Long Island foreclosure rate dips, still higher than nation
Long Island homeowners are gradually emerging from the foreclosure crisis, though they still suffer more distress than the state and nation as a whole, a new report shows.
The share of local homes in foreclosure dropped to 4.87 percent in December, an annual decline of 0.54 percentage points, CoreLogic reported Tuesday.
Across New York State, 3.56 percent of homes are in some stage of foreclosure, compared with 4.1 percent a year earlier, CoreLogic reported.
Nationwide, the foreclosure rate fell 0.3 percentage points year-over-year, to 1.2 percent.
The reasons for the Island’s ongoing housing troubles include the severity of its housing crash, the weakness of the local economic recovery, high property taxes and the devastation caused by superstorm Sandy.
Despite the improvement, Long Island homeowners are “still in the trenches,” with many families at risk of losing their homes, said Carol Yopp, director of counseling at the Long Island Housing Partnership in Hauppauge.
“We’re not really seeing a downturn in the need for assistance,” she said.
The primary reasons homeowners fall behind have changed since the 2007-2009 recession, Yopp said.

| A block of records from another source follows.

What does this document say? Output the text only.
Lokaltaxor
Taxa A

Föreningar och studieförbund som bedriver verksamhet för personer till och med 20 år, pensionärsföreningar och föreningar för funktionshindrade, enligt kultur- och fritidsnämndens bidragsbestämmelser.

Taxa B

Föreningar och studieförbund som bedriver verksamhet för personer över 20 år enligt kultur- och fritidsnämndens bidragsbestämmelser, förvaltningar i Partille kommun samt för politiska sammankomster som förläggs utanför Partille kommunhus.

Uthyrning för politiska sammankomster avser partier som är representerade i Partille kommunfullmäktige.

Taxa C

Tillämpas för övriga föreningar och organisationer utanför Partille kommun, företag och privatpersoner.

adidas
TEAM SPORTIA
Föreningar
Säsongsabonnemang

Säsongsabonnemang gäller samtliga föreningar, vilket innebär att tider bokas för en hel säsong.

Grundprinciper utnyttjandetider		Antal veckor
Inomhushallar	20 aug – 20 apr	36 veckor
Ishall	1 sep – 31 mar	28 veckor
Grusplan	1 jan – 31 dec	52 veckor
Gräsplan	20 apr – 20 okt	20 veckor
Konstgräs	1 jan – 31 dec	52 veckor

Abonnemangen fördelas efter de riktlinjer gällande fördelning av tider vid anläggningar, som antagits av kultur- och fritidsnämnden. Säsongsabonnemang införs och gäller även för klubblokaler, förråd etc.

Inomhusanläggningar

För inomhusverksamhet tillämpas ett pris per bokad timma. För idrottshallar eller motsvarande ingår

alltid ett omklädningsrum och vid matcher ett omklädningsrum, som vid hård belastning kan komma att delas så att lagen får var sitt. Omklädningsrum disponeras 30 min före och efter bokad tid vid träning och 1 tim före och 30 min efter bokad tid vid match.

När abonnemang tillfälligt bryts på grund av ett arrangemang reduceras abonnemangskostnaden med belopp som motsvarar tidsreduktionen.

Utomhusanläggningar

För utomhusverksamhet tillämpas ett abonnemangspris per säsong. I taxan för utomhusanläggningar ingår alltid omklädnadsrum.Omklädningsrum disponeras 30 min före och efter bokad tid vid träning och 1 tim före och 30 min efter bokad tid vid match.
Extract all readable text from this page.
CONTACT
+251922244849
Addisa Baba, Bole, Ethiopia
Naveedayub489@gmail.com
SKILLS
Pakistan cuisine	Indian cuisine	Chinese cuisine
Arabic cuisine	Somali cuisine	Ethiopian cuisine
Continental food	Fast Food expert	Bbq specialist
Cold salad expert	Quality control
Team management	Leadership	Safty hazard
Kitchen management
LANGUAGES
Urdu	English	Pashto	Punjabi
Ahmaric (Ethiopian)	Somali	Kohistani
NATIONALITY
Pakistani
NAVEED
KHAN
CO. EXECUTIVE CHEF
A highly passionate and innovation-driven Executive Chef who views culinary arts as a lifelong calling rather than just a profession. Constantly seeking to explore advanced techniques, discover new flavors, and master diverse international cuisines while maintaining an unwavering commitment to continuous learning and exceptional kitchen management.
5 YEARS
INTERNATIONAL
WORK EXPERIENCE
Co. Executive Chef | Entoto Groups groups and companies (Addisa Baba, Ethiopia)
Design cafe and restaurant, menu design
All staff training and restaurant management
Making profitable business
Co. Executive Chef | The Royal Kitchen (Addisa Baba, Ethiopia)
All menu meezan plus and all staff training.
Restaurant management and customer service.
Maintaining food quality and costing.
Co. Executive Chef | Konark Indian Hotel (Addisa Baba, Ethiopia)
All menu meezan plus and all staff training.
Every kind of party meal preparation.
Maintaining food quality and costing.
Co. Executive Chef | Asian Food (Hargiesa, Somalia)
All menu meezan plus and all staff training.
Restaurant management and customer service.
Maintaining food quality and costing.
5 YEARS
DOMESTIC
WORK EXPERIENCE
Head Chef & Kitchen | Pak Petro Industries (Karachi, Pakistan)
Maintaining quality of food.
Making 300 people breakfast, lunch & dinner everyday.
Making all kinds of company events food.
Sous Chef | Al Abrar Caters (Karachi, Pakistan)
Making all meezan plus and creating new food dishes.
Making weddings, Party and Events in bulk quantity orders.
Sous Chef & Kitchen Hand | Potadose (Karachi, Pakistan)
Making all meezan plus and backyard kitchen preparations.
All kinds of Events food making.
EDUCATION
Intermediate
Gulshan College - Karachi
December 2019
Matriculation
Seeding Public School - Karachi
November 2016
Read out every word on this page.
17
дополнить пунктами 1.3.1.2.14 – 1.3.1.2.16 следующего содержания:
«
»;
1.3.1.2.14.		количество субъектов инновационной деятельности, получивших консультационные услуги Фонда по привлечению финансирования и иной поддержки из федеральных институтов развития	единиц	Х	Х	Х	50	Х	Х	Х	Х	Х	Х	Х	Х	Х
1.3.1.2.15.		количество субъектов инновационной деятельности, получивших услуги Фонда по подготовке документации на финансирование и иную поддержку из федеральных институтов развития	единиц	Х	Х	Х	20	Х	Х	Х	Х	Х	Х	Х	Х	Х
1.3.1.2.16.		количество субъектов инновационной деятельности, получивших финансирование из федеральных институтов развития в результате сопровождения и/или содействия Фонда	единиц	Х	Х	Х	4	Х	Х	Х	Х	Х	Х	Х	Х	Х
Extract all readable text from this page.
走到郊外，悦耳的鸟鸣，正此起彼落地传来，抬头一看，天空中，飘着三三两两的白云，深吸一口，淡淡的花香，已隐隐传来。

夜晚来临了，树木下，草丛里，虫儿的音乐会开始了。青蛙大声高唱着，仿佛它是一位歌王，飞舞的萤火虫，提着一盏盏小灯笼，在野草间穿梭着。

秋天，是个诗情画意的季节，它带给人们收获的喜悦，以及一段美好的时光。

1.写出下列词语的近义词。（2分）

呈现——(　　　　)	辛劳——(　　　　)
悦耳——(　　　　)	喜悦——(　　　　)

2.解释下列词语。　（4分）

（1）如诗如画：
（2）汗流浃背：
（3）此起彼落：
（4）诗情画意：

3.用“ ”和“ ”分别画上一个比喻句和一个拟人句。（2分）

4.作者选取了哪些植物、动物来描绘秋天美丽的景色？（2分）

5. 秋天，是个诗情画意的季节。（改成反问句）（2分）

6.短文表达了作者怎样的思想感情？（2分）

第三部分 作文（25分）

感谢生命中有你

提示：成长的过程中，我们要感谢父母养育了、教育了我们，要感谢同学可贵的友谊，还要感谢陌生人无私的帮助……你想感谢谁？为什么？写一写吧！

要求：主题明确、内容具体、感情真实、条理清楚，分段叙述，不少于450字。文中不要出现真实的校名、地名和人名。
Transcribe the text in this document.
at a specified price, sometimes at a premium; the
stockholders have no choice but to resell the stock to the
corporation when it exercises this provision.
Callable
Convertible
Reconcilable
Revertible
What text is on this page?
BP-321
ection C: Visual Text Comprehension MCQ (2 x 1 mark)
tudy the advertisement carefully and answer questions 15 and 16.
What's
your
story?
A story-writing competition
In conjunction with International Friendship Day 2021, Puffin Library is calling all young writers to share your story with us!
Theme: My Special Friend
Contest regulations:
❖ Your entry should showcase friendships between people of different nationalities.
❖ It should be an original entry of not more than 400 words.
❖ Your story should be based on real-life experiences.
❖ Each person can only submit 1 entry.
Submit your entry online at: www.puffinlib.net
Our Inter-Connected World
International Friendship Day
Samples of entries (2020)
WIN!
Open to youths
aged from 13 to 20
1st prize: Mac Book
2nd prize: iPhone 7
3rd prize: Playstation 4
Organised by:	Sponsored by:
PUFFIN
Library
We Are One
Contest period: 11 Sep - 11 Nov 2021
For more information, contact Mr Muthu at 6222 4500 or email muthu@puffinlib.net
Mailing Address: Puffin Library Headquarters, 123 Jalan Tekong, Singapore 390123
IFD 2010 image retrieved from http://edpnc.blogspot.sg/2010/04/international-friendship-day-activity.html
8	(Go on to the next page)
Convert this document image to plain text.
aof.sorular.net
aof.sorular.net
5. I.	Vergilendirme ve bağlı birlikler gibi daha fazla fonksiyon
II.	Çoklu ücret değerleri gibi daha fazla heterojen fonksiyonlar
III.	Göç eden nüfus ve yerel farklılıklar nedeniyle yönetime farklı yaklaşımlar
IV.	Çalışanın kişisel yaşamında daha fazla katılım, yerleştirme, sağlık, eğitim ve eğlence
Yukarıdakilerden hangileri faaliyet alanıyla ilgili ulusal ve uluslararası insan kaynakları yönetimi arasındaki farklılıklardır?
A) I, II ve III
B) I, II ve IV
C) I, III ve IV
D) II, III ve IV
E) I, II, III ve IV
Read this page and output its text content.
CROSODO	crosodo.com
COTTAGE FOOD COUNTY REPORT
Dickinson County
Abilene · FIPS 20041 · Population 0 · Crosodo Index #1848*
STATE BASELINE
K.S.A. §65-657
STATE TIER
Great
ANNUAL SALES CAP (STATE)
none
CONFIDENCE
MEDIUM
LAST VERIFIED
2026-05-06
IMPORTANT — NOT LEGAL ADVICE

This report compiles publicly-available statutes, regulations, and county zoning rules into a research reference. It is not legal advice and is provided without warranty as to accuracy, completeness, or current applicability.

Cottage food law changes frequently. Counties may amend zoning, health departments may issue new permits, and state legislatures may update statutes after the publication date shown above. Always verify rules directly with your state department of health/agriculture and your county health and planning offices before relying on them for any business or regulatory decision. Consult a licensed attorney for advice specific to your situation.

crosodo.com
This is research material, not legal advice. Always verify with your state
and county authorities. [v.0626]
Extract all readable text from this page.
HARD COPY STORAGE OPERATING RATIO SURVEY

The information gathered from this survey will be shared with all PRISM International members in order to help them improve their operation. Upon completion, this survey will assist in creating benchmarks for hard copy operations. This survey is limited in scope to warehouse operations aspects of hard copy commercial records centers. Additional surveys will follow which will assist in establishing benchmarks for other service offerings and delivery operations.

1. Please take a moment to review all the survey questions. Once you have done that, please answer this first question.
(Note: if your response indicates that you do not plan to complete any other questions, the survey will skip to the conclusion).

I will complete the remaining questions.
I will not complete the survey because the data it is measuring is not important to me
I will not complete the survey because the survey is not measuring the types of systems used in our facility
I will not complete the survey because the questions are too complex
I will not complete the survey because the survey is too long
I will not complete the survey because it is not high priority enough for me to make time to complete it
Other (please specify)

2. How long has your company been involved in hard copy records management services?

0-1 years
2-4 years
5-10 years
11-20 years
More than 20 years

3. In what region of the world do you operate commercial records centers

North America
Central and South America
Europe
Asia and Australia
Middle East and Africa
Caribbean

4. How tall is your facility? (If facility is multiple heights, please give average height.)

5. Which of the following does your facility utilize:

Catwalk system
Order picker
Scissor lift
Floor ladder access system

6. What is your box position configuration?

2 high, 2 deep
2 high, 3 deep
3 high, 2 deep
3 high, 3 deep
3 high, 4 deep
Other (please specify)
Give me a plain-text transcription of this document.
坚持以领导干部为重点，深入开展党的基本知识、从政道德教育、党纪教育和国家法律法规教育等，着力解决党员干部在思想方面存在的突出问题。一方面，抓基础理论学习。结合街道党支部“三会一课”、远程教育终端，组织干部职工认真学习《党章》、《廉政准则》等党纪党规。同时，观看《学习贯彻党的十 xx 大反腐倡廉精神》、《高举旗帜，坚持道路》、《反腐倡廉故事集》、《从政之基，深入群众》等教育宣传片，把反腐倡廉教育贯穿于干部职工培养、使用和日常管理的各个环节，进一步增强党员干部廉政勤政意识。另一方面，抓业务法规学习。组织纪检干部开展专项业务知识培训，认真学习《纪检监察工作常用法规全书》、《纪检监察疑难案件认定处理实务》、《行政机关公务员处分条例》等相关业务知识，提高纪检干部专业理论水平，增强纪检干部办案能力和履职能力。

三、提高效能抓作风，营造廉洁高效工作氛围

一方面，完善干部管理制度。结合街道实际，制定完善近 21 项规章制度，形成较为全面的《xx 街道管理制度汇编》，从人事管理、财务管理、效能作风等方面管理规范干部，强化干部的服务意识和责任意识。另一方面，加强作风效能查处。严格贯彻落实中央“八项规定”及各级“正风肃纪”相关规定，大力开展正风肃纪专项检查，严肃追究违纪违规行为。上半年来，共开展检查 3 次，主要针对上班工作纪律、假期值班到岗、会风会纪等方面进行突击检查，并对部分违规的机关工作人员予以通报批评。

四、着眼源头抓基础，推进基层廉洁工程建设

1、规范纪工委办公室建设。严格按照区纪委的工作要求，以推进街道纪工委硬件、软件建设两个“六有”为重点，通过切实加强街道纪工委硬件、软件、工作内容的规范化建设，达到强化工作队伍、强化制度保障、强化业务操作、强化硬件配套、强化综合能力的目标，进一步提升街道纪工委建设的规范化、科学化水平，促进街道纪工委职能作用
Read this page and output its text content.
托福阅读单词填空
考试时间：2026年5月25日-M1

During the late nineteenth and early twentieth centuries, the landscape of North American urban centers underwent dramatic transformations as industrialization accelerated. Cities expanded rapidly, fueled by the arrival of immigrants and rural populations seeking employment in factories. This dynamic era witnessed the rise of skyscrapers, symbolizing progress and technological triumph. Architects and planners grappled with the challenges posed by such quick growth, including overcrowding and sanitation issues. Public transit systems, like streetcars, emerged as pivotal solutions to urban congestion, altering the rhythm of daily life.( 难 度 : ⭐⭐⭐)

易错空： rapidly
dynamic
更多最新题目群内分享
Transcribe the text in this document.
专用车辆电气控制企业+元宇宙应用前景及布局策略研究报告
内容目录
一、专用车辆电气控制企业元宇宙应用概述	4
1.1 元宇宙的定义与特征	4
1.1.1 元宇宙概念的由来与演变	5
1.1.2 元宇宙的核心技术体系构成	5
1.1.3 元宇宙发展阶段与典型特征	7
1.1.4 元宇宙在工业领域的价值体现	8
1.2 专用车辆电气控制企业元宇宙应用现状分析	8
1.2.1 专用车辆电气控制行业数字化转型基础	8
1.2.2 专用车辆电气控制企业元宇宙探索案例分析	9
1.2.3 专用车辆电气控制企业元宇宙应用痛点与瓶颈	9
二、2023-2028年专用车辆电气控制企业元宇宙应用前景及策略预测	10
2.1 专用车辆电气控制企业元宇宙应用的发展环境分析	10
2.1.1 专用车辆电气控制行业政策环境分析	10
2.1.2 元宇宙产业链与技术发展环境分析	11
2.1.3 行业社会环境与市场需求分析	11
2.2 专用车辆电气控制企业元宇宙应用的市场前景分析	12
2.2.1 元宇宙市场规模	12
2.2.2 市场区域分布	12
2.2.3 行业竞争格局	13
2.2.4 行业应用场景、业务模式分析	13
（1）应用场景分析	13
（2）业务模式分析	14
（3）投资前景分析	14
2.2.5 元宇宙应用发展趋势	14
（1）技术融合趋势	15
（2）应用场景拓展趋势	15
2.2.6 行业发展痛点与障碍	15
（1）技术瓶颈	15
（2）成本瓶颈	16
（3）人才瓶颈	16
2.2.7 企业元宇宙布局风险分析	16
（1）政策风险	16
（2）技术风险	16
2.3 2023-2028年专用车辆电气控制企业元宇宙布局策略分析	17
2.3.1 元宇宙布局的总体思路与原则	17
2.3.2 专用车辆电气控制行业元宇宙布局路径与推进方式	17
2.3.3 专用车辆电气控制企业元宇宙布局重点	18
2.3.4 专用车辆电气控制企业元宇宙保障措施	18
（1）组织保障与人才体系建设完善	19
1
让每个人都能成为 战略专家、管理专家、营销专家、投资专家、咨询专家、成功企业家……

From 2008 through 2014, many homeowners were saddled with high interest rates or unaffordable mortgage balances. In 2014, with gas prices exceeding $4 a gallon, high fuel costs pushed some families over the edge.
Now, with lower fuel costs and near-record-low interest rates — including rates as low as 2 percent for homeowners who received certain loan modifications — homeowners are more likely to struggle due to a serious illness or loss of a second job, Yopp said.
For one family seeking help at Long Island Housing Partnership, “they can’t get any assistance and there were heart issues, a kidney transplant. . . . The bank can’t do anything, [the homeowners] just don’t have the income” to afford their medical costs and housing payments, Yopp said. “It can be devastating.”
It took lenders an average of 1,010 days to foreclose on homes in New York State during the last three months of 2015, the sixth-longest delay in the country, according to California-based data company RealtyTrac.
CoreLogic tracks data from public records and other sources on about 85 percent of mortgages in the United States.